Hier soir, j'ai vécu en tant que cobaye incrédule une étrange situation lors de l'un de mes tournois de Texas Hold'em en format 6-max. Alors que nous étions déjà dans les places payées depuis un bon bout de temps et que se profilaient à l'horizon des gains plus substantiels, j'ai reçu trois fois la même même d'affilée. Il ne s'est pas écoulé plus de deux minutes entre ces trois Roi-Valet de suite, d'autant qu'il y a eu très peu d'action à la table dans les trois cas : tout juste un petit flop m'ayant permis de gagner le premier de ces trois pots. Sur le plan statistique, la probabilité de recevoir trois fois de suite la même main au Texas Hold'em est infinitésimale ; mais à force de jouer des milliers de mains tous les soirs, cela doit bien finir par arriver, inévitablement ou presque ; il n'y a rien de magique là-dedans. C'est la loi des grands nombres.
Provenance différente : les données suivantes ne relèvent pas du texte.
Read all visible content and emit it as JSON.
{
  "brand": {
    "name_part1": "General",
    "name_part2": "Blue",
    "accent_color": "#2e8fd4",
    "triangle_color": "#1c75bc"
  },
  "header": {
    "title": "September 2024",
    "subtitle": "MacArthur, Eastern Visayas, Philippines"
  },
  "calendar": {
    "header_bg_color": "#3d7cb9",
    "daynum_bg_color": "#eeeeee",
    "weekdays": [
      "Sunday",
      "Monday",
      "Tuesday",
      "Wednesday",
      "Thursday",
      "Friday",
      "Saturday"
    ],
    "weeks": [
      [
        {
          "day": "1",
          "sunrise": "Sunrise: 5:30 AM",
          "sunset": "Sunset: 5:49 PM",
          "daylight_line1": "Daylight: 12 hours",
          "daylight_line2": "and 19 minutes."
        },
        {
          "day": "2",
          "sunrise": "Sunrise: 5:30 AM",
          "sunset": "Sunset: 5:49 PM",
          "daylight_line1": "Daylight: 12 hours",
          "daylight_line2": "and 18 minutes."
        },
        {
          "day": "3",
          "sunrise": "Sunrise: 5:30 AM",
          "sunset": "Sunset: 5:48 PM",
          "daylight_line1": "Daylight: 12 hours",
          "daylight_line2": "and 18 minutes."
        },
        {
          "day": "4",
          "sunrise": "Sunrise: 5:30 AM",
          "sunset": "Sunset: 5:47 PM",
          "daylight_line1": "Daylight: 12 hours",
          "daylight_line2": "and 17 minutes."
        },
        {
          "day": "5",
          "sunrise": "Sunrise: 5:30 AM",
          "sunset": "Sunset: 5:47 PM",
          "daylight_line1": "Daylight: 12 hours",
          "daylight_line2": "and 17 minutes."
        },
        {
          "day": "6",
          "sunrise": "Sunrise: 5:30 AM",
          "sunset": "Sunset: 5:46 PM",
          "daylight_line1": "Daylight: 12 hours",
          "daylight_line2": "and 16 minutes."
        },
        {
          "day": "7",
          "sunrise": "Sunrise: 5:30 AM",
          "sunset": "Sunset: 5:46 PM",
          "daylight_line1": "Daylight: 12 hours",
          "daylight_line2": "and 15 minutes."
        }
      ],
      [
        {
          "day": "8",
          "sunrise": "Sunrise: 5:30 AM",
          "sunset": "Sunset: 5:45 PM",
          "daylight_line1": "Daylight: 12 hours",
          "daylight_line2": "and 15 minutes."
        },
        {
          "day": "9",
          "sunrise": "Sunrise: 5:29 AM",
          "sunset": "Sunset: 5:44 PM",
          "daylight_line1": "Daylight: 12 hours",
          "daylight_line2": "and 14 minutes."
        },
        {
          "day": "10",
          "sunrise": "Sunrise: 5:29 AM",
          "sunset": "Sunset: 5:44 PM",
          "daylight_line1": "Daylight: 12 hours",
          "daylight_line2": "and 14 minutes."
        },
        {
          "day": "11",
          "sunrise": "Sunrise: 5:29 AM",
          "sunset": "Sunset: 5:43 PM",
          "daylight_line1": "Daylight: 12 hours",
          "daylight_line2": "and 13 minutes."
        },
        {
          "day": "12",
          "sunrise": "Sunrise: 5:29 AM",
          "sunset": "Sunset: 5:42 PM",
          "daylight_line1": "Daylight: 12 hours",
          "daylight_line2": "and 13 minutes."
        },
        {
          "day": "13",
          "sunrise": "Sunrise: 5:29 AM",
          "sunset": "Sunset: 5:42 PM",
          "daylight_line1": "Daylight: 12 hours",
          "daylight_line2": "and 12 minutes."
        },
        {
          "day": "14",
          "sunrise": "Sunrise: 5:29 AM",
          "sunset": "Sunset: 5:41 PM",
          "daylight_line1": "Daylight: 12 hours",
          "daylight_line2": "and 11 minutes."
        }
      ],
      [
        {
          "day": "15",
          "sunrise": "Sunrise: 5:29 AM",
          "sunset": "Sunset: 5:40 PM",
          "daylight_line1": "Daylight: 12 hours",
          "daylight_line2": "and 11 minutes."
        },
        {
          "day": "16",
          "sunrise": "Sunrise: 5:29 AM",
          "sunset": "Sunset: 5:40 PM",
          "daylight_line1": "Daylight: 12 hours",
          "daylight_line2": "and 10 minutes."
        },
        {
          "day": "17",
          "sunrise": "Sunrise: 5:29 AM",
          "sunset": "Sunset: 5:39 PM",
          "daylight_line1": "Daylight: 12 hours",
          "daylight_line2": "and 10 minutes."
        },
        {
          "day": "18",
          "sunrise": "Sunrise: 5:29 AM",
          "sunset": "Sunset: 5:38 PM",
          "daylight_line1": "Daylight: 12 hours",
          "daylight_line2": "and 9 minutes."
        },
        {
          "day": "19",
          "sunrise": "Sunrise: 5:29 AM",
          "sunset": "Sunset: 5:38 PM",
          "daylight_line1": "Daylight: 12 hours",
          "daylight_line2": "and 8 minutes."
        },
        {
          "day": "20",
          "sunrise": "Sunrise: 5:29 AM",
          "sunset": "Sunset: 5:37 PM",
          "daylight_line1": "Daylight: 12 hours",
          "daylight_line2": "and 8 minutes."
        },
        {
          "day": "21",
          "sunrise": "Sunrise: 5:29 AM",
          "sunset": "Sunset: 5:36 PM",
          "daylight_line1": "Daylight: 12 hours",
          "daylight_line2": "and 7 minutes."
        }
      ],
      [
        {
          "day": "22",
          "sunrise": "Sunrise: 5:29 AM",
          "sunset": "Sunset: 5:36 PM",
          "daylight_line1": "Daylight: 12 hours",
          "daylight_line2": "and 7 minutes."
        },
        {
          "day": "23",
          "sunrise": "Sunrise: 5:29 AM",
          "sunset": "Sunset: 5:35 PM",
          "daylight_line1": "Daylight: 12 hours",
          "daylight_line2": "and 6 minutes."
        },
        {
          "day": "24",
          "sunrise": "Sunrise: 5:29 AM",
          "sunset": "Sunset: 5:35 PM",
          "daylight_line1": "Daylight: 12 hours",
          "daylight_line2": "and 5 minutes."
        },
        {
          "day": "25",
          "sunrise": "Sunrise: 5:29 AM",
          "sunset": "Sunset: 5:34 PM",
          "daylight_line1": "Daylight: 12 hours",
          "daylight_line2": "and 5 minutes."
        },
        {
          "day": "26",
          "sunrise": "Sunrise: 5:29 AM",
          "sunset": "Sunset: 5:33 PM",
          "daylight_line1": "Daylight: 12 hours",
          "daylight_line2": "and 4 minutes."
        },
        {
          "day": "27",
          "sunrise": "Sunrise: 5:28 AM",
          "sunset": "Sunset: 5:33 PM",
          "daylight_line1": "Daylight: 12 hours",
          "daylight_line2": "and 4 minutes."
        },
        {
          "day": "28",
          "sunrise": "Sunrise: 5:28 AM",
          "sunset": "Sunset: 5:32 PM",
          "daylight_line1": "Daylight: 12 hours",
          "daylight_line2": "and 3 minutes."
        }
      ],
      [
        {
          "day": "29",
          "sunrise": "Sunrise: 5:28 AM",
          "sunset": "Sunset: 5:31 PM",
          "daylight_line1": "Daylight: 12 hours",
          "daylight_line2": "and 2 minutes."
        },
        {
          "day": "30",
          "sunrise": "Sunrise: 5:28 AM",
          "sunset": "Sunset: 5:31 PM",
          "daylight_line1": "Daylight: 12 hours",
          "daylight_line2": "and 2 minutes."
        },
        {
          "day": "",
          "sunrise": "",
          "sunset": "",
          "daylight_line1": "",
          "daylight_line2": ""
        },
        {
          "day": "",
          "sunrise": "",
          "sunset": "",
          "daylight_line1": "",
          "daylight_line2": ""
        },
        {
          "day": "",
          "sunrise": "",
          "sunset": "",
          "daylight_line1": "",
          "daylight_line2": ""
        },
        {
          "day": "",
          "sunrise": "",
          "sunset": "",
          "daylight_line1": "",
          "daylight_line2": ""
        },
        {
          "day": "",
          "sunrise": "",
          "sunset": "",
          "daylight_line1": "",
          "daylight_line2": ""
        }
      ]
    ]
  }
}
Recevoir trois fois de suite Roi-Valet, la belle affaire... Pas de quoi fouetter un chat. Surtout qu'il s'agit d'une main de départ plus sexy en apparence qu'elle ne l'est en réalité. Tout ceci aurait donc pu rester anecdotique, si ce n'est qu'à ce moment-là, je me souviens parfaitement m'être dit qu'il s'agissait probablement d'un signe du destin et que la prochaine fois que je recevrais cette main il me faudrait peut-être me méfier. Avertissement de dame chance ou simple hasard ? Du fait qu'il y ait de l'action à mes autres tables et que quelques minutes (15 ou 20 tout au plus) se soient écoulées entretemps, je n'ai plus du tout prêté attention à cette anomalie statistique ni à cette prémonition facétieuse que je venais de me fabriquer moi-même. Las ! J'aurais peut-être dû. Car à la faveur d'une nouvelle main Roi-Valet reçue quelques minutes plus tard dans ce même tournoi, je me suis fait éliminer assez injustement. Avec un impact financier non neutre sachant qu'on approchait alors des places plus grassement rétribuées. Mon adversaire me pousse à tapis overpot alors que j'ai fait une mise de continuation (continuation bet). N'étant pas mathématiquement engagé (commit) dans le pot, j'ai donc à ce moment-là la liberté de choisir mon action entre payer ou passer. C'est au regard du profil très offensif du joueur en face que je choisis de payer. Mal m'en a pris, puisqu'il possédait un tirage quinte par les deux bouts et qu'il touche à la river un roi qui vient me crucifier. Sur l'instant, j'avoue ne pas avoir fait le lien avec la pseudo-prémonition que je m'étais montée en épingle quelques minutes plus tôt. Et c'est tant mieux.

Au poker encore plus qu'ailleurs, j'estime qu'il ne faut pas surtout pas écouter les voix de Cassandre : à voir des traquenards partout, on a tôt fait de sombrer dans le tilt passif, cet état mental friable qui plonge certains joueurs dans un négativisme les empêchant de saisir les opportunités (c'est à dire les bons spots), rendant leur jeu atone, et donc improductif.

Après coup, ce petit pied de nez que m'a adressé le Dieu du Poker a aussitôt refait surface dans ma mémoire, et c'est alors que cette élimination quelque peu injuste sur le plan statistique (perdre un 64/36) a trouvé tout son sens sur le plan mystique !! Grâce à ce tour de passe passe du destin, j'ai perdu avec le sourire. Et ça m'a permis de finir ma session du soir empli d'ondes positives, sans détériorer le moins du monde mon niveau de jeu. Le poker est un jeu fait d'opportunités qui se renouvellent sans cesse : une de perdue, dix de retrouvées.